Friends, don't comfort. Cos i will feel that you are only making yourself to feel better just to say some words to me. Things won't get any better. I don't need you to remind me that nothing can be done nor be changed anymore. LOL
Cos people will feel like punching you for talking all these. Although i know you guys are concerned and understand about my situation? I will still feel like you guys don't, really. It is especially important when you want to comfort your friends after taking their results ( in which their results are not what they want ) . So, dont comfort. Cos things can't be changed anymore. I know. That's why my friends and I do not intend to ask for each other's results or to try to do anything when we have our results in a few weeks time T___T Miss you so much, HL . thanks for the warm hug you gave me everytime we meet. All the best for our results !

I'm glad that i choose to talk to my friends. Even though you guys are not close to me, even though i didn't tell my mum the whole story ( cos i want my mum to stop mentioning the name), I feel better. My mum said " you reap what you sow and it is you who choose the path "
Yea, it is me who choose to tell friends, to share my sadness and stuff. You didn't. So, don't ask me not to compare my pain and yours when I didn't even compare. The feeling of pain is just the same. Heart breaking and torturing. When you feel like im comparing and ask me not to compare, you're actually comparing mine and yours, not me.

I want to suffer, friends. Don't comfort, really. Promise you that i won't hurt myself.Thanks for listening and sorry for making you guys worry ^ ^. All the best yea.

Thinking of finding a job soon after taking my results XD Hope and pray hard that i'll get one.

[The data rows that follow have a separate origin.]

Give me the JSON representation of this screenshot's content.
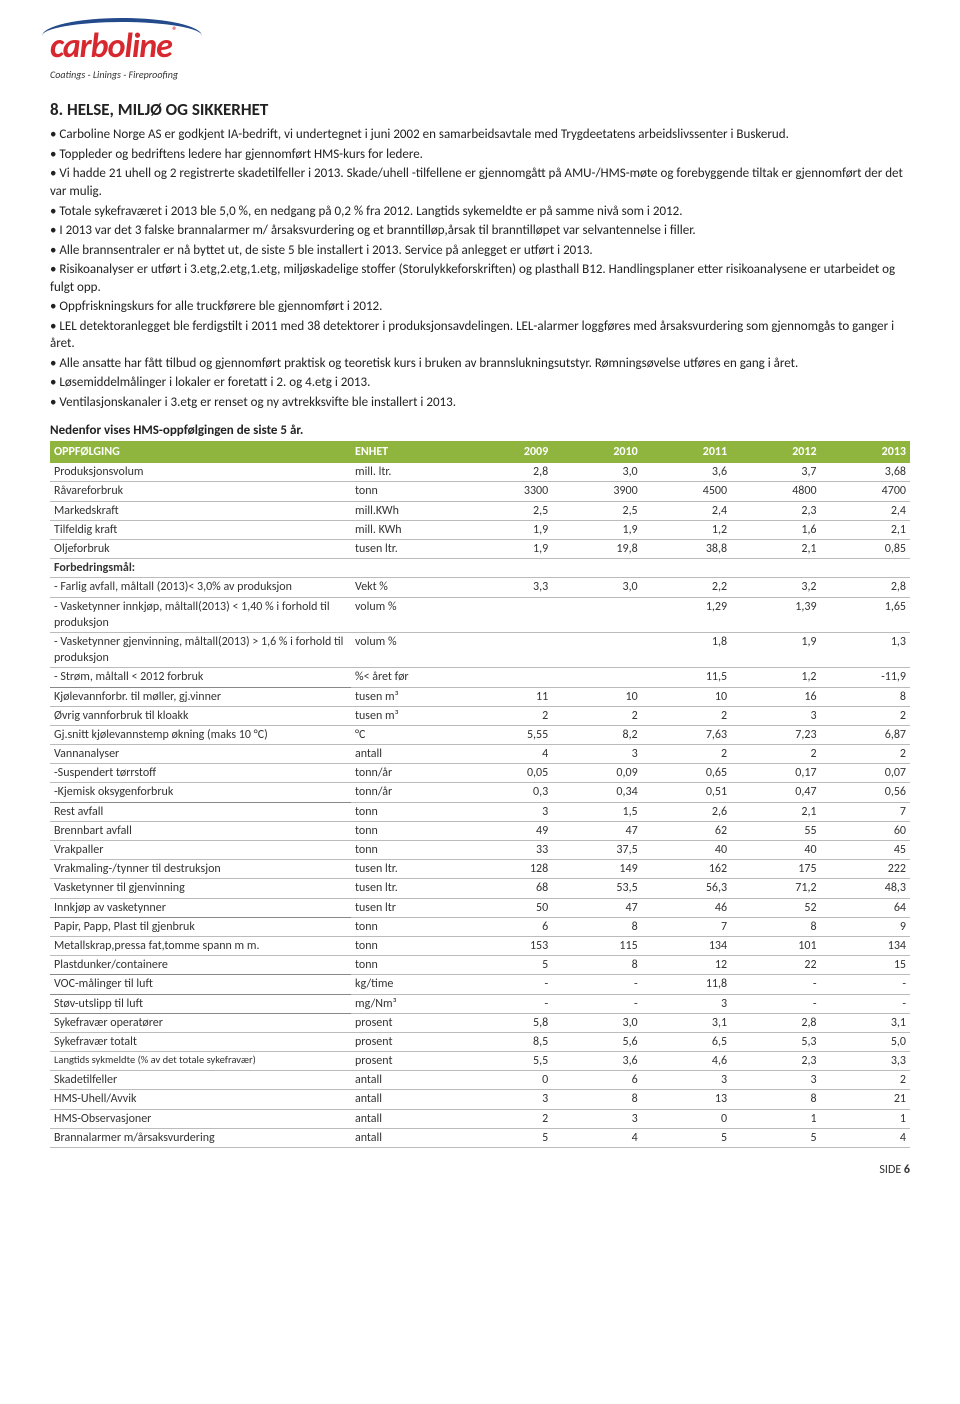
{
  "logo": {
    "brand": "carboline",
    "tagline": "Coatings - Linings - Fireproofing"
  },
  "heading": "8. HELSE, MILJØ OG SIKKERHET",
  "bullets": [
    "• Carboline Norge AS er godkjent IA-bedrift, vi undertegnet i juni 2002 en samarbeidsavtale med Trygdeetatens arbeidslivssenter i Buskerud.",
    "• Toppleder og bedriftens ledere har gjennomført HMS-kurs for ledere.",
    "• Vi hadde 21 uhell og 2 registrerte skadetilfeller i 2013. Skade/uhell -tilfellene er gjennomgått på AMU-/HMS-møte og forebyggende tiltak er gjennomført der det var mulig.",
    "• Totale sykefraværet i 2013 ble 5,0 %, en nedgang på 0,2 % fra 2012. Langtids sykemeldte er på samme nivå som i 2012.",
    "• I 2013 var det 3 falske brannalarmer m/ årsaksvurdering og et branntilløp,årsak til branntilløpet var selvantennelse i filler.",
    "• Alle brannsentraler er nå byttet ut, de siste 5 ble installert i 2013. Service på anlegget er utført i 2013.",
    "• Risikoanalyser er utført i 3.etg,2.etg,1.etg, miljøskadelige stoffer (Storulykkeforskriften) og plasthall B12. Handlingsplaner etter risikoanalysene er utarbeidet og fulgt opp.",
    "• Oppfriskningskurs for alle truckførere ble gjennomført i 2012.",
    "• LEL detektoranlegget ble ferdigstilt i 2011 med 38 detektorer i produksjonsavdelingen. LEL-alarmer loggføres med årsaksvurdering som gjennomgås to ganger i året.",
    "• Alle ansatte har fått tilbud og gjennomført praktisk og teoretisk kurs i bruken av brannslukningsutstyr. Rømningsøvelse utføres en gang i året.",
    "• Løsemiddelmålinger i lokaler er foretatt i 2. og 4.etg i 2013.",
    "• Ventilasjonskanaler i 3.etg er renset og ny avtrekksvifte ble installert i 2013."
  ],
  "table_caption": "Nedenfor vises HMS-oppfølgingen de siste 5 år.",
  "table": {
    "header_bg": "#8fb53f",
    "header_fg": "#ffffff",
    "col_widths_pct": [
      35,
      13,
      10.4,
      10.4,
      10.4,
      10.4,
      10.4
    ],
    "columns": [
      "OPPFØLGING",
      "ENHET",
      "2009",
      "2010",
      "2011",
      "2012",
      "2013"
    ],
    "rows": [
      {
        "c": [
          "Produksjonsvolum",
          "mill. ltr.",
          "2,8",
          "3,0",
          "3,6",
          "3,7",
          "3,68"
        ]
      },
      {
        "c": [
          "Råvareforbruk",
          "tonn",
          "3300",
          "3900",
          "4500",
          "4800",
          "4700"
        ]
      },
      {
        "c": [
          "Markedskraft",
          "mill.KWh",
          "2,5",
          "2,5",
          "2,4",
          "2,3",
          "2,4"
        ]
      },
      {
        "c": [
          "Tilfeldig kraft",
          "mill. KWh",
          "1,9",
          "1,9",
          "1,2",
          "1,6",
          "2,1"
        ]
      },
      {
        "c": [
          "Oljeforbruk",
          "tusen ltr.",
          "1,9",
          "19,8",
          "38,8",
          "2,1",
          "0,85"
        ]
      },
      {
        "c": [
          "Forbedringsmål:",
          "",
          "",
          "",
          "",
          "",
          ""
        ],
        "bold": true
      },
      {
        "c": [
          "- Farlig avfall, måltall (2013)< 3,0% av produksjon",
          "Vekt %",
          "3,3",
          "3,0",
          "2,2",
          "3,2",
          "2,8"
        ]
      },
      {
        "c": [
          "- Vasketynner innkjøp, måltall(2013)  < 1,40 % i forhold til produksjon",
          "volum %",
          "",
          "",
          "1,29",
          "1,39",
          "1,65"
        ]
      },
      {
        "c": [
          "- Vasketynner gjenvinning, måltall(2013) > 1,6 % i forhold til produksjon",
          "volum %",
          "",
          "",
          "1,8",
          "1,9",
          "1,3"
        ]
      },
      {
        "c": [
          "- Strøm, måltall < 2012 forbruk",
          "%< året før",
          "",
          "",
          "11,5",
          "1,2",
          "-11,9"
        ]
      },
      {
        "c": [
          "Kjølevannforbr. til møller, gj.vinner",
          "tusen m³",
          "11",
          "10",
          "10",
          "16",
          "8"
        ],
        "section": true
      },
      {
        "c": [
          "Øvrig vannforbruk til kloakk",
          "tusen m³",
          "2",
          "2",
          "2",
          "3",
          "2"
        ]
      },
      {
        "c": [
          "Gj.snitt kjølevannstemp økning (maks 10 °C)",
          "°C",
          "5,55",
          "8,2",
          "7,63",
          "7,23",
          "6,87"
        ]
      },
      {
        "c": [
          "Vannanalyser",
          "antall",
          "4",
          "3",
          "2",
          "2",
          "2"
        ]
      },
      {
        "c": [
          "-Suspendert tørrstoff",
          "tonn/år",
          "0,05",
          "0,09",
          "0,65",
          "0,17",
          "0,07"
        ]
      },
      {
        "c": [
          "-Kjemisk oksygenforbruk",
          "tonn/år",
          "0,3",
          "0,34",
          "0,51",
          "0,47",
          "0,56"
        ]
      },
      {
        "c": [
          "Rest avfall",
          "tonn",
          "3",
          "1,5",
          "2,6",
          "2,1",
          "7"
        ],
        "section": true
      },
      {
        "c": [
          "Brennbart avfall",
          "tonn",
          "49",
          "47",
          "62",
          "55",
          "60"
        ]
      },
      {
        "c": [
          "Vrakpaller",
          "tonn",
          "33",
          "37,5",
          "40",
          "40",
          "45"
        ]
      },
      {
        "c": [
          "Vrakmaling-/tynner til destruksjon",
          "tusen ltr.",
          "128",
          "149",
          "162",
          "175",
          "222"
        ]
      },
      {
        "c": [
          "Vasketynner til gjenvinning",
          "tusen ltr.",
          "68",
          "53,5",
          "56,3",
          "71,2",
          "48,3"
        ]
      },
      {
        "c": [
          "Innkjøp av vasketynner",
          "tusen ltr",
          "50",
          "47",
          "46",
          "52",
          "64"
        ]
      },
      {
        "c": [
          "Papir, Papp, Plast til gjenbruk",
          "tonn",
          "6",
          "8",
          "7",
          "8",
          "9"
        ],
        "section": true
      },
      {
        "c": [
          "Metallskrap,pressa fat,tomme spann m m.",
          "tonn",
          "153",
          "115",
          "134",
          "101",
          "134"
        ]
      },
      {
        "c": [
          "Plastdunker/containere",
          "tonn",
          "5",
          "8",
          "12",
          "22",
          "15"
        ]
      },
      {
        "c": [
          "VOC-målinger til luft",
          "kg/time",
          "-",
          "-",
          "11,8",
          "-",
          "-"
        ],
        "section": true
      },
      {
        "c": [
          "Støv-utslipp til luft",
          "mg/Nm³",
          "-",
          "-",
          "3",
          "-",
          "-"
        ],
        "section": true
      },
      {
        "c": [
          "Sykefravær operatører",
          "prosent",
          "5,8",
          "3,0",
          "3,1",
          "2,8",
          "3,1"
        ],
        "section": true
      },
      {
        "c": [
          "Sykefravær totalt",
          "prosent",
          "8,5",
          "5,6",
          "6,5",
          "5,3",
          "5,0"
        ]
      },
      {
        "c": [
          "Langtids sykmeldte (% av det totale sykefravær)",
          "prosent",
          "5,5",
          "3,6",
          "4,6",
          "2,3",
          "3,3"
        ],
        "small": true
      },
      {
        "c": [
          "Skadetilfeller",
          "antall",
          "0",
          "6",
          "3",
          "3",
          "2"
        ]
      },
      {
        "c": [
          "HMS-Uhell/Avvik",
          "antall",
          "3",
          "8",
          "13",
          "8",
          "21"
        ]
      },
      {
        "c": [
          "HMS-Observasjoner",
          "antall",
          "2",
          "3",
          "0",
          "1",
          "1"
        ]
      },
      {
        "c": [
          "Brannalarmer m/årsaksvurdering",
          "antall",
          "5",
          "4",
          "5",
          "5",
          "4"
        ]
      }
    ]
  },
  "footer": {
    "label": "SIDE",
    "page": "6"
  }
}
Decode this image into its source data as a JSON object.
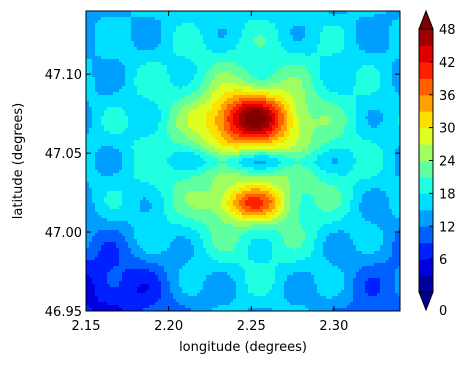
{
  "chart_data": {
    "type": "heatmap",
    "subtype": "filled-contour",
    "title": "",
    "xlabel": "longitude (degrees)",
    "ylabel": "latitude (degrees)",
    "xlim": [
      2.15,
      2.34
    ],
    "ylim": [
      46.95,
      47.14
    ],
    "xticks": [
      "2.15",
      "2.20",
      "2.25",
      "2.30"
    ],
    "yticks": [
      "46.95",
      "47.00",
      "47.05",
      "47.10"
    ],
    "colorbar": {
      "range": [
        0,
        48
      ],
      "ticks": [
        "0",
        "6",
        "12",
        "18",
        "24",
        "30",
        "36",
        "42",
        "48"
      ],
      "extend": "both",
      "colormap": "jet"
    },
    "features": [
      {
        "kind": "peak",
        "lon": 2.25,
        "lat": 47.072,
        "value": 47
      },
      {
        "kind": "secondary-peak",
        "lon": 2.25,
        "lat": 47.018,
        "value": 36
      },
      {
        "kind": "trough-band",
        "lat": 47.045,
        "value": 18
      },
      {
        "kind": "background-min",
        "lon": 2.16,
        "lat": 46.96,
        "value": 5
      }
    ],
    "grid": false,
    "legend": "colorbar-right"
  }
}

don't play tricks with me, god.

1 comment:

  1. Aiya, I just send you a msg in FB. Since you put it that way, I understand what you want. You choose to feel hurt but since you said that you wont hurt yourself physically, then I felt relieved aldy. From now onwards, I wont try to scold you, to comfort you or anything else. If you wanna talk to me, then go ahead. If not, then never mind. I dont want you to repeat telling so many times. Good luck and hope you recover soon.